Tech

Bot Detection: Are Websites We Use Safe?

The first step in stopping automated attacks on your websites, mobile applications, and APIs is bot identification. Your traffic is divided into requests made by people and those made by bots. Since hostile bots account for at least one-third of all web traffic worldwide, effective bot identification is essential for shielding organizations from risks to their online security.

However, it is now more difficult than ever to identify bot traffic. The majority of businesses still rely on the traditional security measures, but bot developers are continually coming up with new ways to circumvent them. 

 

Bot traffic: What is it
Bot traffic is the total number of bots visiting your websites, mobile applications, and APIs. Both good and evil bot activity exists. Site monitoring bots like WordPress pingbacks and search engine bots like the Googlebot are examples of good bot traffic. Any bot designed to carry out a job that can be harmful to your business or consumers is considered bad bot traffic.

Between good and bad bot traffic, there are many bots at work. For instance, millions of websites, including yours, are crawled by bots for examination by SEO tools like Ahrefs and Moz.

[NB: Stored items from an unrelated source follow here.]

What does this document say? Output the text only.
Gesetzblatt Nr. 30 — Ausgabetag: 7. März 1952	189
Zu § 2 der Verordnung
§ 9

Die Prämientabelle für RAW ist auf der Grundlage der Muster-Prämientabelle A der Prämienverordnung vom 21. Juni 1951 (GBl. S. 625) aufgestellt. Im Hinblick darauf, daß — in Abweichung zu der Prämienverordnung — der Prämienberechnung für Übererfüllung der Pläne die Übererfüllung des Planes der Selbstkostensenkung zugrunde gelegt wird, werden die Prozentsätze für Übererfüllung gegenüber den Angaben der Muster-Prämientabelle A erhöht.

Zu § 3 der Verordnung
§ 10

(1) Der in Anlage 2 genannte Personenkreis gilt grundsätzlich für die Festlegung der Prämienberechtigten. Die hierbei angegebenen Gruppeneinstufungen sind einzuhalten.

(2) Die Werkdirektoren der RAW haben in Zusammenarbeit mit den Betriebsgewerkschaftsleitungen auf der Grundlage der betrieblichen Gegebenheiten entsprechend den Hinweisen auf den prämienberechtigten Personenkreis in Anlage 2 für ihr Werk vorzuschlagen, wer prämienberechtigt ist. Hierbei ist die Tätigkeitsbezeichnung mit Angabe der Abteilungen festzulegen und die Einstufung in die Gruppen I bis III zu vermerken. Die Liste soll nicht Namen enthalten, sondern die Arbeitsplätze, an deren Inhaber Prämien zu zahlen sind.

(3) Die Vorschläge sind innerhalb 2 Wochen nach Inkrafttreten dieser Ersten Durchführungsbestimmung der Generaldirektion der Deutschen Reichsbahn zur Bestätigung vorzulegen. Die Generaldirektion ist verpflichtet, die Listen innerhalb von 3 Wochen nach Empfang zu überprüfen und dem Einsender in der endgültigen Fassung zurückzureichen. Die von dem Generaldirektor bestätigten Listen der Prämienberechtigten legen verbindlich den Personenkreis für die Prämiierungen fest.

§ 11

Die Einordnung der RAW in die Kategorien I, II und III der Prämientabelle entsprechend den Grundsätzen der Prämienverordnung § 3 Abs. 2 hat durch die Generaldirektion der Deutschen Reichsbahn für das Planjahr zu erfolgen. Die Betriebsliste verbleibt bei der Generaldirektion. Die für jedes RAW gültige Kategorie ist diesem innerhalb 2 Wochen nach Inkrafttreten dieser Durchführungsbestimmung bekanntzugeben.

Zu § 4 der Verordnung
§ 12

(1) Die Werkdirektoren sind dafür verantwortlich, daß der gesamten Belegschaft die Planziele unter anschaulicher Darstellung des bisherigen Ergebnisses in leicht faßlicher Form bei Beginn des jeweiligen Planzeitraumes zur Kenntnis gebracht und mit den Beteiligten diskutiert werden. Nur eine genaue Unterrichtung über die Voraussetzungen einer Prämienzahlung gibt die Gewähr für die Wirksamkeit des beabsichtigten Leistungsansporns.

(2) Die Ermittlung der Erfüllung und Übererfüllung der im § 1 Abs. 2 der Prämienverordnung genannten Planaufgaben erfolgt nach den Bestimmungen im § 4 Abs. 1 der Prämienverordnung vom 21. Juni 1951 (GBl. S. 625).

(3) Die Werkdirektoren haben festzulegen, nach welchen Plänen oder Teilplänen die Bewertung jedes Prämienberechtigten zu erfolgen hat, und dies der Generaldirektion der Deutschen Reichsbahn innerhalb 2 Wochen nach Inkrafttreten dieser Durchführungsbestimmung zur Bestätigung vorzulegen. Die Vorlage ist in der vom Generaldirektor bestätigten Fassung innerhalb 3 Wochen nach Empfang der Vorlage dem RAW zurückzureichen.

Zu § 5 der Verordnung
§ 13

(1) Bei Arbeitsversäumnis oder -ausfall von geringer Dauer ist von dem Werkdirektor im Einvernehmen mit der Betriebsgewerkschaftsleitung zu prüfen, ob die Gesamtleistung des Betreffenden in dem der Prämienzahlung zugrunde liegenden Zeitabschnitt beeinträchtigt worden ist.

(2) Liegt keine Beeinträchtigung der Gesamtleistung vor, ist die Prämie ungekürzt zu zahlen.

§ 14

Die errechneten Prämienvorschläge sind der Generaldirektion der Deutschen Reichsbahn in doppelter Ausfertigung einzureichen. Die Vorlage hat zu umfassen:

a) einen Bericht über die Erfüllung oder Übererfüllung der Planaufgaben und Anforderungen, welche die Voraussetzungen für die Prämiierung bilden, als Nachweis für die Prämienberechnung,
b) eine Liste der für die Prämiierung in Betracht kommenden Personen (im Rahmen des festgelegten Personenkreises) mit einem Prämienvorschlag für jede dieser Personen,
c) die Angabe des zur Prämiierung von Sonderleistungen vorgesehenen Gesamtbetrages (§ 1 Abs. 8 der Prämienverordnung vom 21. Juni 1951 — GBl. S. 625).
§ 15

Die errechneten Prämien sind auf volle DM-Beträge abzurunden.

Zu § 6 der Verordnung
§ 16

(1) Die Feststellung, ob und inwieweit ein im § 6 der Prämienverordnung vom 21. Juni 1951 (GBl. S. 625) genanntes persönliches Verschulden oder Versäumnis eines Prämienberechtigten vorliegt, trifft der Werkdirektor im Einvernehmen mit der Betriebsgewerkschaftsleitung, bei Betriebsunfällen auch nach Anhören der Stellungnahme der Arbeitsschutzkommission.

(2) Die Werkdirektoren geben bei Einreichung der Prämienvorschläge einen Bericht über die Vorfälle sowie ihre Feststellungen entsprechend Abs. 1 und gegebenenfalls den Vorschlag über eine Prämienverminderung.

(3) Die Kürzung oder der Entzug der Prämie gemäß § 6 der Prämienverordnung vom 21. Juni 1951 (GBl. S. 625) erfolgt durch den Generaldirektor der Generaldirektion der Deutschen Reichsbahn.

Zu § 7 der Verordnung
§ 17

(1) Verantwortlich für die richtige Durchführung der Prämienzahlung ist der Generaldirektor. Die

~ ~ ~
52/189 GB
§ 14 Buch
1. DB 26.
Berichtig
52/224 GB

What makes bot identification crucial
The first step in preventing the most serious security dangers in today’s internet environment is bot identification. Certain bot assaults, such price or page scraping and account takeover fraud, might go unnoticed until it’s too late. Effective bot protection requires effective bot detection. If you prevent malicious bots from accessing your websites, mobile applications, and APIs, you will:

  • Cut back on IT expenses
  • Safeguarding user experience 
  • Keep a step ahead of your rivals
  • Fire suppression should take less time

How can i recognize bots and their traffic
Despite these difficulties, there are a few oblique techniques you may use to spot bot activity. All of these are signs that something undesirable is occurring on your websites, applications, and APIs:

  • Pageviews that are unusually high
  • High bounce rate compared to average
  • Session lengths that are unusual
  • Traffic increases coming from unidentified places
  • Unreliable conversions


Techniques, tactics, and restrictions to identify bots

CAPTCHA
In order to stop bots from spamming search engines or forums, CAPTCHAs were developed in the late 1990s. CAPTCHAs, however, are now a concern for two reasons.

First, CAPTCHA limits Internet accessibility. For persons with impairments, the difficulties with speech or image identification are a nightmare. Additionally, they reduce conversions since they can be difficult to resolve and provide friction at key places on your websites or web apps.

Furthermore, CAPTCHAs are no longer very effective in detecting bots. Nowadays, many bots connect through an API to CAPTCHA farms, which can quickly and cheaply tackle any challenge.

WAF
Websites or online applications can be protected by WAF (Web Application Firewalls) from well-known threats including SQL injections, session hijacking, and cross-site scripting. They employ a set of criteria to separate the good from the bad bot traffic. WAFs specifically search for requests that include well-known attack signatures.Therefore, WAF are only able to stop known threats. They are inadequate at stopping the sophisticated, constantly evolving bots of today that lack blatant attack signs. In order to control bots, WAFs also primarily rely on IP reputation.

If a request’s IP reputation is negative, it thinks that any action from that IP will be negative. In contrast, if the IP reputation is positive, it is likely to approve of all requests originating from that IP. A WAF is no longer a useful tool for detecting and stopping bots since bot operators can quickly and cheaply cycle high-quality residential IP addresses.

MFA
An effective method for protecting a user’s account is multi-factor authentication. You should advise consumers to toggle it if they have accounts on your websites or mobile applications. However, you’ll soon realize that most users won’t bother. There’s just too much friction. Due to this, MFA can no longer be used as a security solution.

Additionally, while MFA helps shield your users from account hacks and credential stuffing assaults, it does not shield your company from other bot attacks that can still do significant harm, including web crawlers or DDOS attacks.

Why is bot identification such a difficult task
Bot detection is difficult for a number of reasons. First, all endpoints are now attacked by bots. They now assault more than just websites. They also target servers, APIs, and online and mobile apps. Additionally, bots increasingly employ the same technology as people. They can employ mobile phone farms to use actual devices rather than simulated ones since their browsers have fingerprints that are very close to those of human browsers. Bot operators have the easy ability to disperse their strikes over space and time. They can assault the API of your mobile app for several days in a range of nations with minimal effort and expense.

Bots have access to millions of pristine, private IP addresses. Frequently, the bot will only submit one or two queries to a single IP before moving on to another. Many security tools, like WAFs, only use IP addresses to differentiate between bots and people. They are rendered useless by this method. Bot management is more crucial than ever, but it is also more challenging. To effectively secure oneself, you need a specialized, cutting-edge bot detection system.